A United Kingdom (UK)-based Guyanese doctor has issued a stinging rebuke of the current state of healthcare in Guyana, drawing chilling parallels between the death of his own mother decades ago and the recent tragic passing of 22-year-old Ronicia Niles.
Niles, passed away on July 18, 2025 after receiving care at the new Diamond Regional Hospital. According to the Ministry of Health in a statement the patient arrived at the facility in critical condition, and she subsequently transferred to the Georgetown Public Hospital Corporation (GPHC), where she was later pronounced dead.

The ministry said Niles arrived at the Accident and Emergency Unit of the Diamond hospital around 11:50 p.m., reporting severe breathing difficulties that had started earlier in the day.
During the triage process, she became unresponsive. Medical personnel immediately began emergency interventions, including cardiac monitoring, oxygen therapy using a bag-valve-mask, and establishing intravenous access.
While extending condolences to Niles’ family, the ministry noted she had a known medical history of asthma but did not address the concerns raised by deceased family regarding the conditions at the Diamond hospital or the quality of care she received there
In a searing op-ed titled “Tears Run Dry”, Dr. Mark Devonish, Consultant in Acute Medicine at Nottingham University Hospital, recounts with painful clarity the moment his mother died in agony after being misdiagnosed at the Georgetown Public Hospital Corporation (GPHC).
He describes her as a 30-year-old woman lying distressed on the floor of her shanty home, debilitated by abdominal pain and forced to wait hours for transportation to GPHC. Once there, Dr. Devonish says, she was met with indifference. The attending Emergency Room (ER) doctor, frustrated by her confusion and failing to grasp the urgency of her condition, left her to die.

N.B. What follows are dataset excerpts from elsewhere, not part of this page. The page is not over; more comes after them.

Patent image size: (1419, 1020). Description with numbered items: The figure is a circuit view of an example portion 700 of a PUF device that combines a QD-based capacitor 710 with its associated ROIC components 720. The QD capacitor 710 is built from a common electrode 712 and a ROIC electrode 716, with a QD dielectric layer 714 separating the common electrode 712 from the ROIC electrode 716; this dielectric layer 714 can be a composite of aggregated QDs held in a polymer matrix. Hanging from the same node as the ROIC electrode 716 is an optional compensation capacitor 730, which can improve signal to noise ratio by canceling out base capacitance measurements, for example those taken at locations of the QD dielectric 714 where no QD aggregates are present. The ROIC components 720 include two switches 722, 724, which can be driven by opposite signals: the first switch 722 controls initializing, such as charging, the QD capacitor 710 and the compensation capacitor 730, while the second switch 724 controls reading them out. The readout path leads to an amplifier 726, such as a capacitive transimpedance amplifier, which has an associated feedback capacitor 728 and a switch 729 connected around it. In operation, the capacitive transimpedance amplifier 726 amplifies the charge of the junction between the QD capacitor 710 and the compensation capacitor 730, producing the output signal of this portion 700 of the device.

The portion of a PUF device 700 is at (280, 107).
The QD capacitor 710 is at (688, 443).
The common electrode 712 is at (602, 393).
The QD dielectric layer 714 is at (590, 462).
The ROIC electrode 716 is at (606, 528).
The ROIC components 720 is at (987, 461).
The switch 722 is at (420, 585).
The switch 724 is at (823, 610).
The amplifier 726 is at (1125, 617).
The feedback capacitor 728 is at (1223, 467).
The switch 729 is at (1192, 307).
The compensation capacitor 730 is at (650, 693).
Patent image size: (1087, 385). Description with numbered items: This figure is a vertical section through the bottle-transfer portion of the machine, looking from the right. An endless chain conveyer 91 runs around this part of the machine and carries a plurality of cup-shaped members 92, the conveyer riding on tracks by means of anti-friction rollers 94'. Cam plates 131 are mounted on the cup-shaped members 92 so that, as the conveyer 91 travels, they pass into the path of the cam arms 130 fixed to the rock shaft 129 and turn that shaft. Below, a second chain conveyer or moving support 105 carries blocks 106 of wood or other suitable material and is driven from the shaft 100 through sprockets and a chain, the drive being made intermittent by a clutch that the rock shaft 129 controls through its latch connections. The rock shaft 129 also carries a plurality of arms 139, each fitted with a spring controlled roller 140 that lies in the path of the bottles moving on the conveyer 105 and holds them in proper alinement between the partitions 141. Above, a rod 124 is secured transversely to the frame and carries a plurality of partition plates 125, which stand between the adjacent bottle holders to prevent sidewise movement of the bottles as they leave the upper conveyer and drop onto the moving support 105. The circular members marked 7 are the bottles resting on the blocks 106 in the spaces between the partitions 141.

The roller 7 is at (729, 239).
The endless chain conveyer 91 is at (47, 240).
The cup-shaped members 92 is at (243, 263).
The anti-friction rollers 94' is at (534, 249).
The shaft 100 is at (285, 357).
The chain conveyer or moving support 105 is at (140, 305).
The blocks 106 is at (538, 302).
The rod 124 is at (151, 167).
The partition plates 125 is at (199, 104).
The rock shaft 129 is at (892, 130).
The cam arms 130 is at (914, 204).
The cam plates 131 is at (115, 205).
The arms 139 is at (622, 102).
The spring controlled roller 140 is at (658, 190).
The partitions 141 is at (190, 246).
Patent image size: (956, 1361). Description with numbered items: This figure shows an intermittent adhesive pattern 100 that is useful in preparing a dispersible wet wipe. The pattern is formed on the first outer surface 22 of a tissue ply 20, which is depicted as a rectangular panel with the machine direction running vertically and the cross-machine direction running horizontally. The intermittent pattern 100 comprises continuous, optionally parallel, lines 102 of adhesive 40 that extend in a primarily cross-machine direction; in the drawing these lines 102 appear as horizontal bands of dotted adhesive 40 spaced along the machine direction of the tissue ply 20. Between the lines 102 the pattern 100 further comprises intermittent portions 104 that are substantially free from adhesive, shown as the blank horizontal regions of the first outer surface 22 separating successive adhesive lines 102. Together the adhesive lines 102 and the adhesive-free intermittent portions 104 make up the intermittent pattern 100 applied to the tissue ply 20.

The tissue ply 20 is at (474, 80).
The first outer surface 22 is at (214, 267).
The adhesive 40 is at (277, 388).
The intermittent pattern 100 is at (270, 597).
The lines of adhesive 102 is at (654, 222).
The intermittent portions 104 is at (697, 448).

The physician said a hasty diagnosis that his mother had appendicitis led to surgery, only to reveal a misdiagnosis—her abdomen was filled not with pus, but blood from a ruptured ectopic pregnancy. A simple pregnancy test, he said, could have saved her life. She died alone on her 31st birthday, leaving behind five orphaned sons.
Decades later, Dr. Devonish believes that same pattern of “uncaring incompetence” has cost another life—that of Ronicia Niles.
According to testimony from her brother, Ronicia, who suffered from lifelong asthma, arrived at Diamond Hospital in severe respiratory distress. Unable to speak but clearly conscious, she gestured to communicate—a clear sign, Dr. Devonish explains, that her brain was receiving enough oxygen, and her oxygen saturation was likely near normal levels, around 95%.
Yet, People’s Progressive Party (PPP) health officials claimed Ronicia arrived with a dangerously low oxygen saturation of 32%, a level that would have rendered her unconscious and made triage engagement impossible. Dr. Devonish argues that the contradiction highlights serious inconsistencies and probable mismanagement.
Ronicia in severe respiratory distress should’ve never been triaged, Dr. Devonish wrote. “Rather, a post-haste transfer to the Resus Area, assuming there was one, ought to have been undertaken for emergency treatment.”
Instead, Ronicia suffered a cardiac arrest, was “resuscitated of sorts,” and then transferred to GPHC. Dr. Devonish sharply criticised the decision to transfer a critically ill patient, calling it unsafe and inconsistent with evidence-based medical practice. Transfers, he noted, pose high risks and should only occur when absolutely necessary.
What is most damning, however, is Dr. Devonish’s assessment of Diamond Hospital and others like it, constructed under the PPP. Despite being labelled “ultra-modern,” he said Diamond Hospital lacks even basic features such as wall-mounted oxygen outlets and has no functional critical care unit or on-site specialists. Portable oxygen cylinders, reportedly shared and in short supply, are used instead.
“These hospitals,” Dr. Devonish declared, “are collectively useless white elephants.”
He took particular aim at Dr. Mahendra Carpen, Head of Medical Services and Cardiology at GPHC, who recently touted the PPP’s healthcare system as superior to that of the Caribbean, United States, and Canada. Dr. Devonish dismissed the claim as “unequivocally false,” calling for public repudiation not just of the assertion but of Carpen’s professional representation.
He accused the government of catastrophic mismanagement of the health sector, despite unprecedented oil revenues: “Even with innumerable oil trillions, this corruptly incompetent installed government has failed to develop the health sector, such that it’s archaic today, as it was four decades ago.”
In a gut-wrenching close, Dr. Devonish reminds readers that the victims of this neglect are real people, including his own mother and now Ronicia Niles. “It’s for this reason, of an archaic health sector, that our loved ones will continue to suffer the fates of Ronicia and the mother of five: my beloved mother.”
The op-ed serves as a powerful call for sweeping reforms in Guyana’s healthcare system, rooted in accountability, competence, and compassion.